I have the bad habit of making quick judgments – unforgiving ones, like Mr Darcy’s loss of good opinion – about my fellow commuters. In one second I’ll put together the whole life of a person just by the book they happen to be reading. This of course also means I imagine what people might think of me – am I old-fashioned because I’m holding a Dickens or a hopeless romantic because of my Marian Keyes? Should I just grow up if A Series of Unfortunate Events makes me smile?

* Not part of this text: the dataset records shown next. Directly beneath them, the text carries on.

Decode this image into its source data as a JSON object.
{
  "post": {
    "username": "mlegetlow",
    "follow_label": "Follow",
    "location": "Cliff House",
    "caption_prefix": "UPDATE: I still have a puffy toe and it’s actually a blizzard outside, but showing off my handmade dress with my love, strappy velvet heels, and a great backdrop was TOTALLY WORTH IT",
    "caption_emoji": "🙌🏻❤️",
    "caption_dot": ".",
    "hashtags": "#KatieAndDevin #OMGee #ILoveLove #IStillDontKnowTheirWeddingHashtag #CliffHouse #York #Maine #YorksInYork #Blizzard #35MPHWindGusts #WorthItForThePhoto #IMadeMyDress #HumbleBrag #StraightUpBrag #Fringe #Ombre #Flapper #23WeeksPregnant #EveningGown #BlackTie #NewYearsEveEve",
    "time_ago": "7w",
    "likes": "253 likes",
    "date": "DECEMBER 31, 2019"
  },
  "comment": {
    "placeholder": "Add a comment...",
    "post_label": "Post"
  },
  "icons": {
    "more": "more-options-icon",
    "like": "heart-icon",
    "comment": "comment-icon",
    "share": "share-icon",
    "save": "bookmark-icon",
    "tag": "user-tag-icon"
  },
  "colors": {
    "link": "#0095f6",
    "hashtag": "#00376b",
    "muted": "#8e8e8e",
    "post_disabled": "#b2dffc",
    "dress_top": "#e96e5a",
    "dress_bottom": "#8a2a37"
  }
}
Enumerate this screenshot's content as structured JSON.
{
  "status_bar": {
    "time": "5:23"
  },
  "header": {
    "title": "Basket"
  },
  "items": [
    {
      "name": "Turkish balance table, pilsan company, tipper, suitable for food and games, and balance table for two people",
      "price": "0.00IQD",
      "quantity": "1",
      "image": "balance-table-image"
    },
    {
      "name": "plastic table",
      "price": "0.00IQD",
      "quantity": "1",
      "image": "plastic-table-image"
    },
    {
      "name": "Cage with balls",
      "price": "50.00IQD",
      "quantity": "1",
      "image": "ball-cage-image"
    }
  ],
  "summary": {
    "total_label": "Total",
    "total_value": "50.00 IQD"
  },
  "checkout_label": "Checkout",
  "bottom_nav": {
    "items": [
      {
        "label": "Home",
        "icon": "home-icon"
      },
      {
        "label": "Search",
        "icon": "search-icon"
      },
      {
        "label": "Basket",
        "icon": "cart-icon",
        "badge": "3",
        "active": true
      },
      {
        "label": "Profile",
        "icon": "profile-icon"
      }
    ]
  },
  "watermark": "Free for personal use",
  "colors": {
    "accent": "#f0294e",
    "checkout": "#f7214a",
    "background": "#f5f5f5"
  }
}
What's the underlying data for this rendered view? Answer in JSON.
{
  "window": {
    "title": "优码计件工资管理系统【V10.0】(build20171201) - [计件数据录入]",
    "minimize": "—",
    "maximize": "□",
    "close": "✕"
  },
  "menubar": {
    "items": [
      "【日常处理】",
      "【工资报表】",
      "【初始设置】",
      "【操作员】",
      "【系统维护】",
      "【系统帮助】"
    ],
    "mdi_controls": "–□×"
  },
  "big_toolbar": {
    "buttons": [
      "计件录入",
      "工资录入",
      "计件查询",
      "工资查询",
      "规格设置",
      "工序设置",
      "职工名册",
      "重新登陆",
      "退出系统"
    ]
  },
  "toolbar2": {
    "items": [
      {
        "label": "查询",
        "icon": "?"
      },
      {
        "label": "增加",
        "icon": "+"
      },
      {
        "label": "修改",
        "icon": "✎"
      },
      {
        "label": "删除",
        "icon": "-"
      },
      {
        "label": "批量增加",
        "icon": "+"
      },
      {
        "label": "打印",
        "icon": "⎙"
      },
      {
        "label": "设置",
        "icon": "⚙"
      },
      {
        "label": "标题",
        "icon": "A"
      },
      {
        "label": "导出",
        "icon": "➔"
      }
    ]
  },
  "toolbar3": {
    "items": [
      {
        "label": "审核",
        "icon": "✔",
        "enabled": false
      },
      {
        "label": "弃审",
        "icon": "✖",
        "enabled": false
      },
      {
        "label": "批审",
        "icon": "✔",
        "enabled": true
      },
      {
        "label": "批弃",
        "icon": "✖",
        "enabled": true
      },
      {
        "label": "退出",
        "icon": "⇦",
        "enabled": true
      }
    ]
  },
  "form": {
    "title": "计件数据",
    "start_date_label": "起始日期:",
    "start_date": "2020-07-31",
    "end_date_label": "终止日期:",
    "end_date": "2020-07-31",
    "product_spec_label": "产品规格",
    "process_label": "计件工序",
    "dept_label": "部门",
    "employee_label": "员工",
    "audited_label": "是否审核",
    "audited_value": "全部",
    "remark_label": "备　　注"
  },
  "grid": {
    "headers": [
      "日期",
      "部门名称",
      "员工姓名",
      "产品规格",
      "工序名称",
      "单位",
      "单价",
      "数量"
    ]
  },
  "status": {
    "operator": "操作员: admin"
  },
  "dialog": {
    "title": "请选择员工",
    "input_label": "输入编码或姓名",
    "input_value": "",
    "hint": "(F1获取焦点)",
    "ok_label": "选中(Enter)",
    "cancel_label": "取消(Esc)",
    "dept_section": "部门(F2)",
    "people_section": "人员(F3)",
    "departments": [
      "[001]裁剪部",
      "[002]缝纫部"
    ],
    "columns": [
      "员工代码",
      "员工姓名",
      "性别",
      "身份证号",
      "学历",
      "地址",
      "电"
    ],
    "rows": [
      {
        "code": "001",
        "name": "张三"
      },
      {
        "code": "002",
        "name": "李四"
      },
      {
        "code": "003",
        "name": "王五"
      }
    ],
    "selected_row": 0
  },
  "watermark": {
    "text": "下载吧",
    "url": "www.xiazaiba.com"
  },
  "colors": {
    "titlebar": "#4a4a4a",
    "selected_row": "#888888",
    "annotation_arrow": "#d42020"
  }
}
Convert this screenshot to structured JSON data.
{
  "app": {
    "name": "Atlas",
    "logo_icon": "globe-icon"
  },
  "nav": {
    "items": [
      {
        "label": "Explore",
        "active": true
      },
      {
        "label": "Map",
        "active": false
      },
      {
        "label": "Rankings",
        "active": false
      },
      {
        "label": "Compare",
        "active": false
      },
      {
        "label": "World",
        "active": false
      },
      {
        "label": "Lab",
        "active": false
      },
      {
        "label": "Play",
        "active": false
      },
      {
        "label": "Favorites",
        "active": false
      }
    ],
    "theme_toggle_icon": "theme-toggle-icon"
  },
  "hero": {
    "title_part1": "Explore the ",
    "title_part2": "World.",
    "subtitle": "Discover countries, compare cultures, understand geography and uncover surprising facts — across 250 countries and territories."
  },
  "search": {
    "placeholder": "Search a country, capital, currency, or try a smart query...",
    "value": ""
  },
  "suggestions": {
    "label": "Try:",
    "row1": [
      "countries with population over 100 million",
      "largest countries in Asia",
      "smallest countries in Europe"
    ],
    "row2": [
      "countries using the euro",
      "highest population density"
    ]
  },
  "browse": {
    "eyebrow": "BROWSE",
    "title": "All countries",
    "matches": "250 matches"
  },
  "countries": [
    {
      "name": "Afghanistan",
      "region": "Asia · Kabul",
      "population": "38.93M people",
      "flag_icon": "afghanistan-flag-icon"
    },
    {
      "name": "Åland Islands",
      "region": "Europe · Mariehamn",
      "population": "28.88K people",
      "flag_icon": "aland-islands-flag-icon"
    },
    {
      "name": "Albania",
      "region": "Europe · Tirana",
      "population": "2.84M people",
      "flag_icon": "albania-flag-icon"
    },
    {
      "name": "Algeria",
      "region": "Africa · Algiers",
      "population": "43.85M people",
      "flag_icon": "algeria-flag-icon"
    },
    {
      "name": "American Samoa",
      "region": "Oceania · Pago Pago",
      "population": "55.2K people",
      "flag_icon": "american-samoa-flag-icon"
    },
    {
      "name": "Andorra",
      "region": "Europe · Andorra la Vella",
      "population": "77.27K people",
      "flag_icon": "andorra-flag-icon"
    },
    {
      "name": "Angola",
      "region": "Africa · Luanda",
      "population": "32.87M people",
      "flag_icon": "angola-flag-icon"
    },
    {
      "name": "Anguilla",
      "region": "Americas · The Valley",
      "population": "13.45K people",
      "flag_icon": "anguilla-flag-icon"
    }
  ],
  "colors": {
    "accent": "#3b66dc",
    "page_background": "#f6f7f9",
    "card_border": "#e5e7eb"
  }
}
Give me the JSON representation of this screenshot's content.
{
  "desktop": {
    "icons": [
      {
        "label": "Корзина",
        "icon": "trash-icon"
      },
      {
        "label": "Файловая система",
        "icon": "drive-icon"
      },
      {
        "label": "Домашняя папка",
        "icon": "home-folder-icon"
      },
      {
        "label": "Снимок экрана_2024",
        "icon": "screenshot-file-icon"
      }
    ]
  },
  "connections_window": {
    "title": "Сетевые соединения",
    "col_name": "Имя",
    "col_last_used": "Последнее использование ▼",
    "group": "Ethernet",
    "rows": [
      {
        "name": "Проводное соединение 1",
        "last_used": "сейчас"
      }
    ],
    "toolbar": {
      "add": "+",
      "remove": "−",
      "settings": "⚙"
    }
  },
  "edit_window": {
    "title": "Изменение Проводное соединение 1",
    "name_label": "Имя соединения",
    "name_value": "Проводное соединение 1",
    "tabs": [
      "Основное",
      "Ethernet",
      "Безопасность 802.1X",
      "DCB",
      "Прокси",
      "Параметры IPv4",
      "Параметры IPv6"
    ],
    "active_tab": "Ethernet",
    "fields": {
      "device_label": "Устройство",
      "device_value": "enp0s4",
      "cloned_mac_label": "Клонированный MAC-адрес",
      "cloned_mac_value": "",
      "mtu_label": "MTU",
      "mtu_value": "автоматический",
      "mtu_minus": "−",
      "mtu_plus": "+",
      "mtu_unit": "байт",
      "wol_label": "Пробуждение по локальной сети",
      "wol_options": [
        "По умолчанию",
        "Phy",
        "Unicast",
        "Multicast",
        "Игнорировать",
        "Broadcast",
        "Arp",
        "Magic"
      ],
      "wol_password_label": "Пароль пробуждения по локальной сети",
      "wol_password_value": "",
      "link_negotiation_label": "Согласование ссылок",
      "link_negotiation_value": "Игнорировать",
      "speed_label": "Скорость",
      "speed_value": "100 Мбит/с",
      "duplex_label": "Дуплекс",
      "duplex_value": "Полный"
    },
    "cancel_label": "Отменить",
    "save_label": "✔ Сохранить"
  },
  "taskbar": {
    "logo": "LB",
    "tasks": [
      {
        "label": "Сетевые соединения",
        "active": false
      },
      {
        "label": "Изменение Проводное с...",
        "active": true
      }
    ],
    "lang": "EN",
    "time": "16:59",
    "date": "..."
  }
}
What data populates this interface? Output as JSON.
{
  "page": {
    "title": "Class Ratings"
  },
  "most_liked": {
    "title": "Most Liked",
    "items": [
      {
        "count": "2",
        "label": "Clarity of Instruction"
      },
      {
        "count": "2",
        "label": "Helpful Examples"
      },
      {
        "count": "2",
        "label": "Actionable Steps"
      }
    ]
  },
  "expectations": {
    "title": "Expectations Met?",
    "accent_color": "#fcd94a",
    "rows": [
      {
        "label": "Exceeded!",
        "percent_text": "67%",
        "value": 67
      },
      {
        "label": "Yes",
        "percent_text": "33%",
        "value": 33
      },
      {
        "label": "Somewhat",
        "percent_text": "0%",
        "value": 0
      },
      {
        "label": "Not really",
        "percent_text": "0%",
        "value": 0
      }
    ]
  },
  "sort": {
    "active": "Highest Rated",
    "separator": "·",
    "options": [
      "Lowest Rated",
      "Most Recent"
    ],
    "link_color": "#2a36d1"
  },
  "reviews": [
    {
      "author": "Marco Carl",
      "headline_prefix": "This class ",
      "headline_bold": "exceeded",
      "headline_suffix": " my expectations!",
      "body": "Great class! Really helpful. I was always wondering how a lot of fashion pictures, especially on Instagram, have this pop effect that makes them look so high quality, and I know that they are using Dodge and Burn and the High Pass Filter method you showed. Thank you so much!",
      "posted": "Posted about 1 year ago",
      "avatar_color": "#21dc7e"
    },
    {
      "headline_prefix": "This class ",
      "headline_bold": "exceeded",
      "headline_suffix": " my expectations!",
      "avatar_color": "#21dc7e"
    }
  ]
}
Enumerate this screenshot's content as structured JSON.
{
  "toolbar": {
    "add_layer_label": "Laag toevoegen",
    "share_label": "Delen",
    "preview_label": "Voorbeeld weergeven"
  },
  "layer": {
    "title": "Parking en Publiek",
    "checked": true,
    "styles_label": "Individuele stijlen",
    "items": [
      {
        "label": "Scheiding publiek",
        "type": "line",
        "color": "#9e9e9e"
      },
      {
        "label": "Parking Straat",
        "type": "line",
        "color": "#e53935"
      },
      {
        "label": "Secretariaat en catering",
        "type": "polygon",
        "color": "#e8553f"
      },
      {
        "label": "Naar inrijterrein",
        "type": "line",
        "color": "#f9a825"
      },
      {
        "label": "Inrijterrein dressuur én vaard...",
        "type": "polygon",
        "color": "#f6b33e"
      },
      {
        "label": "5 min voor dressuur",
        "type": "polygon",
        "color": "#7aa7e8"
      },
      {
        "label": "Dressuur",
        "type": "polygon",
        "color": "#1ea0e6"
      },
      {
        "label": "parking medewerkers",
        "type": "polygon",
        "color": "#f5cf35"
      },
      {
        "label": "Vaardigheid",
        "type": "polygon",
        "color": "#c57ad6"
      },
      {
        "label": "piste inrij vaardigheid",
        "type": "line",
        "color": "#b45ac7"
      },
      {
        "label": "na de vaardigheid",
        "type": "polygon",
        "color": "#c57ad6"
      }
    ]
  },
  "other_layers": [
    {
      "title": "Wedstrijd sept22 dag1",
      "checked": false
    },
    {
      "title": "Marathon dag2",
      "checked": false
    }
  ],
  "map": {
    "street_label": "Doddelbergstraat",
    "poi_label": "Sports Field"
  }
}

For good or bad, public transport makes reading a public act, but on my part,  I like the unexpected connections with the strangers around me. It’s not rare that fellow commuters bend their heads a bit to see what book I’m holding. If I’m in a bad mood I actually make it difficult for them, other times I might discreetly indulge their curiosity. A lady once handed me a Kleenex because I was crying at the end of a book and another time I had a great conversation with a Sikh man because we noticed we were both reading different books from the “A Song of Ice and Fire” series. Once a man in front of me was reading a crime novel, but when the sun hit the removable-cover at a certain angle it revealed that behind it, the book was actually a dictator’s biography. Busted!

My single public transport fantasy is finding someone reading Dorothy Dunnett – very few people I actually know have even heard of her and she’s become one of my favorite authors. I think I wouldn’t resist approaching that person.

Today, and for the first time, I saw someone reading an ebook in the Brussels metro. I’ll be sorry if one day everyone will read from their iPads and Kindles. It will make commuting a much more boring affair.